To eat: The best seller is the Urban Combo, of salami, sausage, pepperoni, mushroom, onion, bell pepper, mozzarella and red sauce ($19.25/$25.25/$29). But with ten different pie combos plus an elaborate build-your-own list, you're sure to find something mouthwatering. Toppings are inventive, too, such as artichoke hearts, jalapenos, roasted eggplant and feta.
Some pies go global, like the True Greek of feta, tomato, cucumber, black olive, bell pepper, onion, oregano, mozzarella and red sauce ($19.25/$25.25/$29). I also like the slightly spicy Thai One On, a flavor blast of chicken breast, carrots, bell pepper, onion, cilantro, carrots, garlic, mozzarella, peanut sauce and sweet chile sauce ($18/$23.50/$27).
Whatever you order, these pies are terrific, in old school style with generous toppings to put you in a happy food coma.

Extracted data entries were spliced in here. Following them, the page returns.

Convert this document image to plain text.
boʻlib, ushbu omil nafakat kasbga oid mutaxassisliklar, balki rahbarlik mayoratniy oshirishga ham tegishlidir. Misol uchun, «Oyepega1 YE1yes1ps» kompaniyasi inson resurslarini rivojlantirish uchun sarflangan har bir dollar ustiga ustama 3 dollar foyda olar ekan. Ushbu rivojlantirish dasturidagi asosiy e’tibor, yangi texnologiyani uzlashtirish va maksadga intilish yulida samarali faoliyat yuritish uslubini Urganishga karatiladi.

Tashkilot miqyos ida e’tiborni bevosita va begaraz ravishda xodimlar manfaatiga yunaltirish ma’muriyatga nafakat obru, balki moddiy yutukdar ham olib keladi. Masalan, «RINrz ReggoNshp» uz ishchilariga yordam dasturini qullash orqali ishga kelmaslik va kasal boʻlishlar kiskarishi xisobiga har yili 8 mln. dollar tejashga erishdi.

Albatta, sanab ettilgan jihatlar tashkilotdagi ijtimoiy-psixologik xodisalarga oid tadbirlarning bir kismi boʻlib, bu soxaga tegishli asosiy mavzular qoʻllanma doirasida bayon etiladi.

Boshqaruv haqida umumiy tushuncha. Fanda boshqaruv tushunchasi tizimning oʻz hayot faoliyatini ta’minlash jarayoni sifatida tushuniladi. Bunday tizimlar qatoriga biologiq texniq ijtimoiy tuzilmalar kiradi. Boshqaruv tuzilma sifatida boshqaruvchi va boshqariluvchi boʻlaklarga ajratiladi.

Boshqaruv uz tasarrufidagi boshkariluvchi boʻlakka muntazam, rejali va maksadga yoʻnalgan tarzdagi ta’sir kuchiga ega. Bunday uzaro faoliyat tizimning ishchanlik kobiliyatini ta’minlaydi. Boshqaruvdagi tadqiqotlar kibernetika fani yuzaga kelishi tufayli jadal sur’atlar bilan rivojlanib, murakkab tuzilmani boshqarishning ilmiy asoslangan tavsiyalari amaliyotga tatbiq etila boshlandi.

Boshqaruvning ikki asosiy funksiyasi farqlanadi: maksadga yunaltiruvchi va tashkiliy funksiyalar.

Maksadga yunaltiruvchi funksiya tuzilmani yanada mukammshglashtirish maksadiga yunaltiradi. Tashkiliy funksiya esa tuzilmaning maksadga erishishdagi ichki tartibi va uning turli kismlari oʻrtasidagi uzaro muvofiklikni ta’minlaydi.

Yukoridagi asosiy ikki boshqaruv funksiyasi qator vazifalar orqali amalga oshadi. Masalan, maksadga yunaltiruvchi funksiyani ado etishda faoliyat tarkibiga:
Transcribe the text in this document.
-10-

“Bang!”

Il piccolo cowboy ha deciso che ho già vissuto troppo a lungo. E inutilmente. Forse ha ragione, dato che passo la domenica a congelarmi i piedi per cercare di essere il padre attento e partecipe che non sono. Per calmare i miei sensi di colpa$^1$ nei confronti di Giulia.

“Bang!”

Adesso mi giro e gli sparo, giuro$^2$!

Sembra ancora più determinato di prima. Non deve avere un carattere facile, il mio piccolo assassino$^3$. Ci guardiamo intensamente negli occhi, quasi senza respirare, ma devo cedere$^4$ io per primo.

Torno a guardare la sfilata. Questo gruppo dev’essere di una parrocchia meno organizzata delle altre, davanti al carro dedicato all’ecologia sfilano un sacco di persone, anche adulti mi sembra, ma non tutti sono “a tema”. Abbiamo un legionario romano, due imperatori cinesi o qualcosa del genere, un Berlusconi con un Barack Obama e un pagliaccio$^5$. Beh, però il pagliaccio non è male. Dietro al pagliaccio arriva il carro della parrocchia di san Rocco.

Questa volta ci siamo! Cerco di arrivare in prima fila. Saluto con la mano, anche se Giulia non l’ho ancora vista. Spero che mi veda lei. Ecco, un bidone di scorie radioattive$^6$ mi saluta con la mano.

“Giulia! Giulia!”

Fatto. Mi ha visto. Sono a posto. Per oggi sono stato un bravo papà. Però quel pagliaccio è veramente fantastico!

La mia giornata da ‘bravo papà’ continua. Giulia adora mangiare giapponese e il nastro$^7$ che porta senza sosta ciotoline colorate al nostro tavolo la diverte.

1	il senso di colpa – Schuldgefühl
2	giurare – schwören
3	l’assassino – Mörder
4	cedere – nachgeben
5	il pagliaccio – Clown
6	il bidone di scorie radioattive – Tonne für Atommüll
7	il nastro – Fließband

Piadina aren't common in Sonoma County, but they should be, if they could all be as good as these models. The light, Italian flatbread sandwiches come stuffed with goodies like salty prosciutto, mozz, pesto, tomatoes and shredded cabbage in tangy vinaigrette ($9.50).
Big salads go fancy, meanwhile, in tosses like arugula, cranberries, pumpkin seeds, Parmesan and zingy apple cider vinaigrette ($9.50).
To note: Pizzas might seem pricey, but they are loaded, and easily make multiple meals. Two slices satisfied some voracious eaters in my party.
Dessert: Ask for a side of roasted carrots with tzatziki ($6.95). They're sweet and satisfying.
To drink: Sodas ($1.25), of course, but also a lengthy selection of exotic flavored Guayaki Yerba Mate teas ($2.25-$2.95).
Details: 500 Mission Blvd, Santa Rosa, 707-978-4668.